My intrusive thoughts with my SO OCD have been flaring up horribly for the past couple weeks, I think due to stress. Today has been especially bad. I’ve been experiencing false attractions with every woman I’ve been seeing today and it’s making me feel so gross that I feel anxious and sick to my stomach and that I’m going to cry. I cannot shake all the feelings in the body that make it FEEL like I’m « attracted » to them even though I know deep down it’s all fake!! I don’t know if I’m dealing with it right. I’m trying my best to just ignore the thought but the minute it stops, my ocd convinces me that I am in denial because I was able to stop and then I can’t stop thinking about that this confirms im in denial and I freak out and the process starts all over again. I don’t know if I should respond to the thought or ignore it or if what I’m doing is denial or really SO OCD. I have been ruminating on it so much the past couple weeks and it’s starting to take a turn to where I don’t remember anything except my intrusive thoughts and feelings and I am having a hard time getting things done at work and showing up to things and being fully present.
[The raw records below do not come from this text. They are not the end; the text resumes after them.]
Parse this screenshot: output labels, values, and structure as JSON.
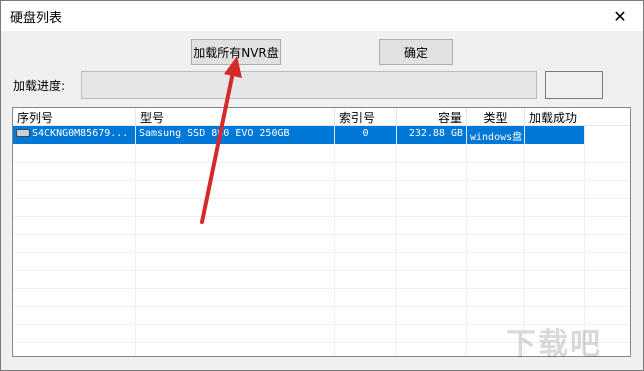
{
  "window": {
    "title": "硬盘列表",
    "close_glyph": "✕"
  },
  "buttons": {
    "load_all": "加载所有NVR盘",
    "ok": "确定"
  },
  "progress": {
    "label": "加载进度:",
    "value": 0
  },
  "table": {
    "columns": [
      "序列号",
      "型号",
      "索引号",
      "容量",
      "类型",
      "加载成功"
    ],
    "rows": [
      {
        "serial": "S4CKNG0M85679...",
        "model": "Samsung SSD 860 EVO 250GB",
        "index": "0",
        "capacity": "232.88 GB",
        "type": "windows盘",
        "loaded": ""
      }
    ]
  },
  "watermark": {
    "text": "下载吧"
  },
  "colors": {
    "selection": "#0078d7",
    "annotation_arrow": "#d42a2a"
  }
}
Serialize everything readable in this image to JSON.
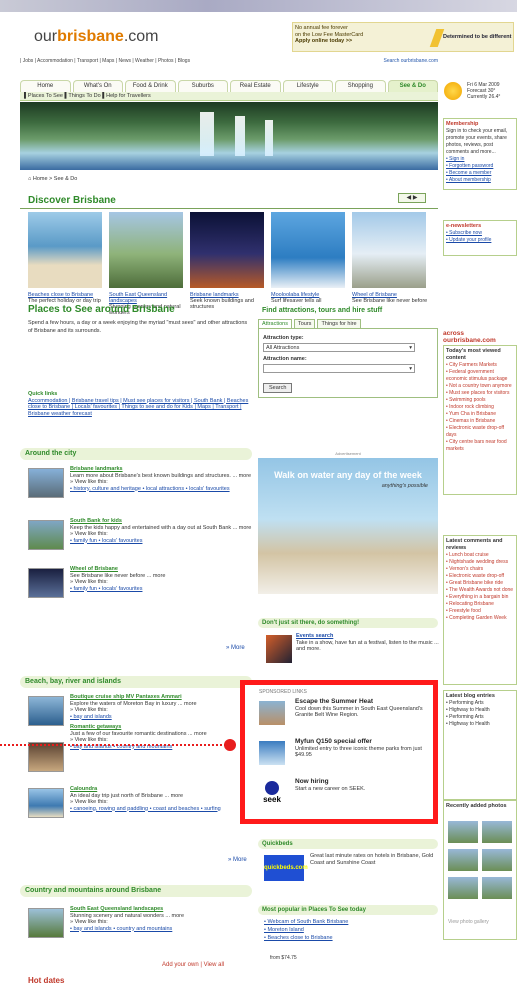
{
  "header": {
    "logo_pre": "our",
    "logo_b": "brisbane",
    "logo_post": ".com",
    "ad_line1": "No annual fee forever",
    "ad_line2": "on the Low Fee MasterCard",
    "ad_line3": "Apply online today >>",
    "ad_brand": "Determined to be different"
  },
  "links": {
    "left": "| Jobs | Accommodation | Transport | Maps | News | Weather | Photos | Blogs",
    "right": "Search ourbrisbane.com"
  },
  "tabs": [
    "Home",
    "What's On",
    "Food & Drink",
    "Suburbs",
    "Real Estate",
    "Lifestyle",
    "Shopping",
    "See & Do"
  ],
  "subnav": "▌Places To See ▌Things To Do ▌Help for Travellers",
  "breadcrumb": "⌂ Home > See & Do",
  "discover": {
    "title": "Discover Brisbane",
    "arrows": "◀ ▶",
    "items": [
      {
        "t": "Beaches close to Brisbane",
        "d": "The perfect holiday or day trip"
      },
      {
        "t": "South East Queensland landscapes",
        "d": "Stunning scenery and natural wonders"
      },
      {
        "t": "Brisbane landmarks",
        "d": "Seek known buildings and structures"
      },
      {
        "t": "Mooloolaba lifestyle",
        "d": "Surf lifesaver tells all"
      },
      {
        "t": "Wheel of Brisbane",
        "d": "See Brisbane like never before"
      }
    ]
  },
  "places": {
    "title": "Places to See around Brisbane",
    "desc": "Spend a few hours, a day or a week enjoying the myriad \"must sees\" and other attractions of Brisbane and its surrounds.",
    "quick_h": "Quick links",
    "quick": "Accommodation | Brisbane travel tips | Must see places for visitors | South Bank | Beaches close to Brisbane | Locals' favourites | Things to see and do for Kids | Maps | Transport | Brisbane weather forecast"
  },
  "find": {
    "title": "Find attractions, tours and hire stuff",
    "tabs": [
      "Attractions",
      "Tours",
      "Things for hire"
    ],
    "type_label": "Attraction type:",
    "type_value": "All Attractions",
    "name_label": "Attraction name:",
    "button": "Search"
  },
  "around": {
    "title": "Around the city",
    "more": "» More",
    "items": [
      {
        "t": "Brisbane landmarks",
        "d": "Learn more about Brisbane's best known buildings and structures. ... more",
        "v": "» View like this:",
        "l": "• history, culture and heritage • local attractions • locals' favourites"
      },
      {
        "t": "South Bank for kids",
        "d": "Keep the kids happy and entertained with a day out at South Bank ... more",
        "v": "» View like this:",
        "l": "• family fun • locals' favourites"
      },
      {
        "t": "Wheel of Brisbane",
        "d": "See Brisbane like never before ... more",
        "v": "» View like this:",
        "l": "• family fun • locals' favourites"
      }
    ]
  },
  "beach": {
    "title": "Beach, bay, river and islands",
    "more": "» More",
    "items": [
      {
        "t": "Boutique cruise ship MV Pantaxes Ammari",
        "d": "Explore the waters of Moreton Bay in luxury ... more",
        "v": "» View like this:",
        "l": "• bay and islands"
      },
      {
        "t": "Romantic getaways",
        "d": "Just a few of our favourite romantic destinations ... more",
        "v": "» View like this:",
        "l": "• bay and islands • country and mountains"
      },
      {
        "t": "Caloundra",
        "d": "An ideal day trip just north of Brisbane ... more",
        "v": "» View like this:",
        "l": "• canoeing, rowing and paddling • coast and beaches • surfing"
      }
    ]
  },
  "country": {
    "title": "Country and mountains around Brisbane",
    "items": [
      {
        "t": "South East Queensland landscapes",
        "d": "Stunning scenery and natural wonders ... more",
        "v": "» View like this:",
        "l": "• bay and islands • country and mountains"
      }
    ]
  },
  "walk": {
    "label": "Advertisement",
    "title": "Walk on water any day of the week",
    "sub": "anything's possible"
  },
  "dont": {
    "title": "Don't just sit there, do something!",
    "t": "Events search",
    "d": "Take in a show, have fun at a festival, listen to the music ... and more."
  },
  "sponsored": {
    "label": "SPONSORED LINKS",
    "items": [
      {
        "t": "Escape the Summer Heat",
        "d": "Cool down this Summer in South East Queensland's Granite Belt Wine Region."
      },
      {
        "t": "Myfun Q150 special offer",
        "d": "Unlimited entry to three iconic theme parks from just $49.95"
      },
      {
        "t": "Now hiring",
        "d": "Start a new career on SEEK."
      }
    ]
  },
  "seek": "seek",
  "quickbeds": {
    "title": "Quickbeds",
    "logo": "quickbeds.com",
    "d": "Great last minute rates on hotels in Brisbane, Gold Coast and Sunshine Coast"
  },
  "popular": {
    "title": "Most popular in Places To See today",
    "items": [
      "• Webcam of South Bank Brisbane",
      "• Moreton Island",
      "• Beaches close to Brisbane"
    ]
  },
  "addown": "Add your own | View all",
  "footad": "from $74.75",
  "hotd": "Hot dates",
  "side": {
    "weather": "Fri 6 Mar 2009 Forecast 30° Currently 26.4°",
    "membership": {
      "h": "Membership",
      "d": "Sign in to check your email, promote your events, share photos, reviews, post comments and more...",
      "l": [
        "• Sign in",
        "• Forgotten password",
        "• Become a member",
        "• About membership"
      ]
    },
    "enews": {
      "h": "e-newsletters",
      "l": [
        "• Subscribe now",
        "• Update your profile"
      ]
    },
    "across": "across ourbrisbane.com",
    "viewed": {
      "h": "Today's most viewed content",
      "l": [
        "• City Farmers Markets",
        "• Federal government economic stimulus package",
        "• Not a country town anymore",
        "• Must see places for visitors",
        "• Swimming pools",
        "• Indoor rock climbing",
        "• Yum Cha in Brisbane",
        "• Cinemas in Brisbane",
        "• Electronic waste drop-off days",
        "• City centre bars near food markets"
      ]
    },
    "comments": {
      "h": "Latest comments and reviews",
      "l": [
        "• Lunch boat cruise",
        "• Nightshade wedding dress",
        "• Vernon's chairs",
        "• Electronic waste drop-off",
        "• Great Brisbane bike ride",
        "• The Wealth Awards not done",
        "• Everything in a bargain bin",
        "• Relocating Brisbane",
        "• Freestyle food",
        "• Completing Garden Week"
      ]
    },
    "blogs": {
      "h": "Latest blog entries",
      "l": [
        "• Performing Arts",
        "• Highway to Health",
        "• Performing Arts",
        "• Highway to Health"
      ]
    },
    "photos": {
      "h": "Recently added photos",
      "foot": "View photo gallery"
    }
  }
}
I don’t know what I’m doing wrong and I just want it to stop. If i was bi or gay or whatever, that’s fine!! I don’t care. But the thought of being with a woman when the fake attraction I feels makes me want to vomit makes me feel dread at the idea of dating a woman. Im currently dating a wonderful man who is a great fit for me and makes me incredibly happy. It feels like if im in denial and my intrusive thoughts are right, i will have to break up with him and that thought alone destroys me. I could go on about how I have only liked, loved and been attracted to men my entire life and have never wanted to be with a woman in any other way besides a friend but I feel like that will just make my anxiety worse. I have been dealing with SO OCD on and off since puberty but it got incredibly more severe the past couple years. Does anyone have any constructive advice about how to deal with the rumination? Should I ignore it? Should I sit with it and accept the fact that it might be true? Anything would help thank you!!